Allan Inns, the coach who sustained Cambridge through the long years of struggle when they were on the wrong end, says: "He's got the physiological demands, the rowing technique, and the psychological programme right to the hour. They will not peak until the moment the race starts on Saturday."

Bowden, 36, was brought into Oxford three years ago with a long pedigree of national and international honours in eights, including being half of the team which first turned Cambridge round in 1993. Last year, after his crew, brimming with talent, had lost yet again when Cambridge upped the ante from the previous record-breaking boat, he was in despair.

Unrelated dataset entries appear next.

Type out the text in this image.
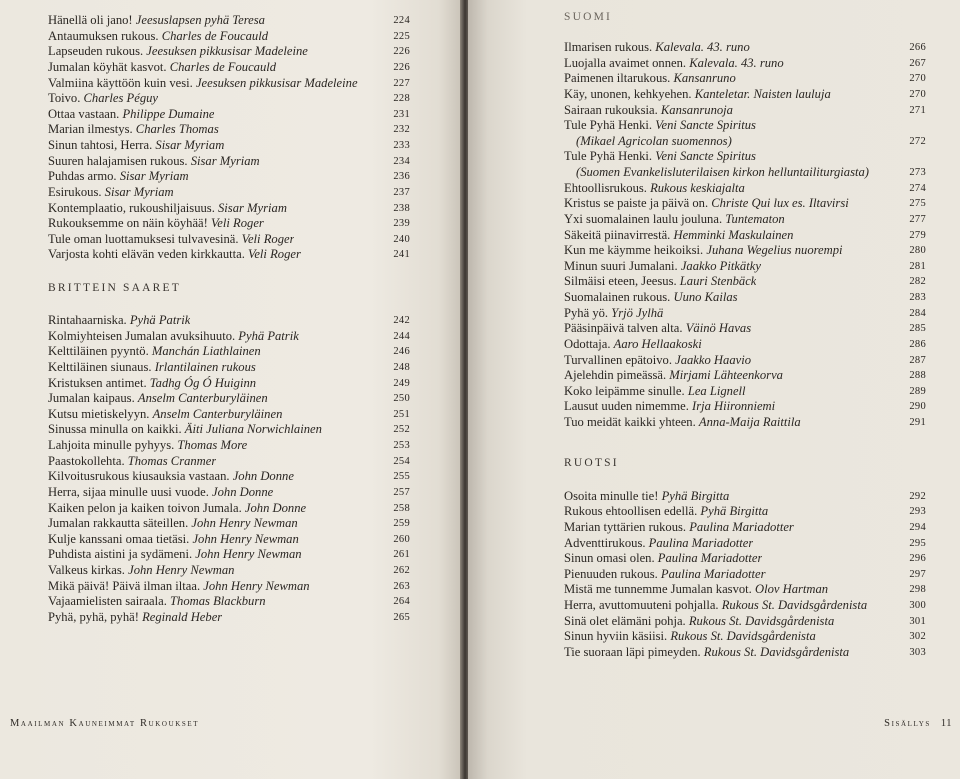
Hänellä oli jano! Jeesuslapsen pyhä Teresa	224
Antaumuksen rukous. Charles de Foucauld	225
Lapseuden rukous. Jeesuksen pikkusisar Madeleine	226
Jumalan köyhät kasvot. Charles de Foucauld	226
Valmiina käyttöön kuin vesi. Jeesuksen pikkusisar Madeleine	227
Toivo. Charles Péguy	228
Ottaa vastaan. Philippe Dumaine	231
Marian ilmestys. Charles Thomas	232
Sinun tahtosi, Herra. Sisar Myriam	233
Suuren halajamisen rukous. Sisar Myriam	234
Puhdas armo. Sisar Myriam	236
Esirukous. Sisar Myriam	237
Kontemplaatio, rukoushiljaisuus. Sisar Myriam	238
Rukouksemme on näin köyhää! Veli Roger	239
Tule oman luottamuksesi tulvavesinä. Veli Roger	240
Varjosta kohti elävän veden kirkkautta. Veli Roger	241
BRITTEIN SAARET
Rintahaarniska. Pyhä Patrik	242
Kolmiyhteisen Jumalan avuksihuuto. Pyhä Patrik	244
Kelttiläinen pyyntö. Manchán Liathlainen	246
Kelttiläinen siunaus. Irlantilainen rukous	248
Kristuksen antimet. Tadhg Óg Ó Huiginn	249
Jumalan kaipaus. Anselm Canterburyläinen	250
Kutsu mietiskelyyn. Anselm Canterburyläinen	251
Sinussa minulla on kaikki. Äiti Juliana Norwichlainen	252
Lahjoita minulle pyhyys. Thomas More	253
Paastokollehta. Thomas Cranmer	254
Kilvoitusrukous kiusauksia vastaan. John Donne	255
Herra, sijaa minulle uusi vuode. John Donne	257
Kaiken pelon ja kaiken toivon Jumala. John Donne	258
Jumalan rakkautta säteillen. John Henry Newman	259
Kulje kanssani omaa tietäsi. John Henry Newman	260
Puhdista aistini ja sydämeni. John Henry Newman	261
Valkeus kirkas. John Henry Newman	262
Mikä päivä! Päivä ilman iltaa. John Henry Newman	263
Vajaamielisten sairaala. Thomas Blackburn	264
Pyhä, pyhä, pyhä! Reginald Heber	265
Maailman Kauneimmat Rukoukset
SUOMI
Ilmarisen rukous. Kalevala. 43. runo	266
Luojalla avaimet onnen. Kalevala. 43. runo	267
Paimenen iltarukous. Kansanruno	270
Käy, unonen, kehkyehen. Kanteletar. Naisten lauluja	270
Sairaan rukouksia. Kansanrunoja	271
Tule Pyhä Henki. Veni Sancte Spiritus
(Mikael Agricolan suomennos)	272
Tule Pyhä Henki. Veni Sancte Spiritus
(Suomen Evankelisluterilaisen kirkon helluntailiturgiasta)	273
Ehtoollisrukous. Rukous keskiajalta	274
Kristus se paiste ja päivä on. Christe Qui lux es. Iltavirsi	275
Yxi suomalainen laulu jouluna. Tuntematon	277
Säkeitä piinavirrestä. Hemminki Maskulainen	279
Kun me käymme heikoiksi. Juhana Wegelius nuorempi	280
Minun suuri Jumalani. Jaakko Pitkätky	281
Silmäisi eteen, Jeesus. Lauri Stenbäck	282
Suomalainen rukous. Uuno Kailas	283
Pyhä yö. Yrjö Jylhä	284
Pääsinpäivä talven alta. Väinö Havas	285
Odottaja. Aaro Hellaakoski	286
Turvallinen epätoivo. Jaakko Haavio	287
Ajelehdin pimeässä. Mirjami Lähteenkorva	288
Koko leipämme sinulle. Lea Lignell	289
Lausut uuden nimemme. Irja Hiironniemi	290
Tuo meidät kaikki yhteen. Anna-Maija Raittila	291
RUOTSI
Osoita minulle tie! Pyhä Birgitta	292
Rukous ehtoollisen edellä. Pyhä Birgitta	293
Marian tyttärien rukous. Paulina Mariadotter	294
Adventtirukous. Paulina Mariadotter	295
Sinun omasi olen. Paulina Mariadotter	296
Pienuuden rukous. Paulina Mariadotter	297
Mistä me tunnemme Jumalan kasvot. Olov Hartman	298
Herra, avuttomuuteni pohjalla. Rukous St. Davidsgårdenista	300
Sinä olet elämäni pohja. Rukous St. Davidsgårdenista	301
Sinun hyviin käsiisi. Rukous St. Davidsgårdenista	302
Tie suoraan läpi pimeyden. Rukous St. Davidsgårdenista	303
Sisällys 11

"We were losing and not rowing the way we wanted to so we had to review everything and change the complete structure," Bowden says. He had the chance to choose a new assistant when his old No 2, Chris Nillsen, left to take over at Princeton in the United States. "I wanted someone who would push me to a higher level," Bowden says. "When they talk I want to be really interested in what they are going to say."

He once had this relationship with Mahon both at Cambridge and after, but Mahon is still on the Light Blue team and, as Bowden says: "There's only one Harry Mahon, so finding him again is not going to happen." When he began looking, Derek Clark had just returned from a stint with the National team in Switzerland and they felt the balance of skills would work.

"The programme and approach is much more objective. Last year, when we had problems with the water conditions; if it was really rough, we would miss the correct intensity on the water work and the physiology would suffer." What this means is that the whole team, athletes and managers were finding reasons not to pull hard, and needed a new structure.

"If you do less than the 90 minutes of hard work each session you are not going to get the improvement you seek, and for that you have to have a high standard of technique. Derek is particularly insistent on getting the rhythm right."

This time the raw material is not "ready made" as 12 months ago and the Dark Blue camp has used Clark to bring all the testing in-house. Another innovation has been to use a sports psychologist, Kirsten Barnes, particularly to get minds prepared properly for the race. "Having experts is better than using coaches, who tend to be jacks of all trades," Bowden says. "Kirsten has done between six and eight big sessions and it has been pretty popular. I am a real believer that the coaching team has to perform exactly as we expect the athletes to perform."

Come Saturday they will have as much at stake as the men on the water, as the whole of their careers are subject to this measure alone.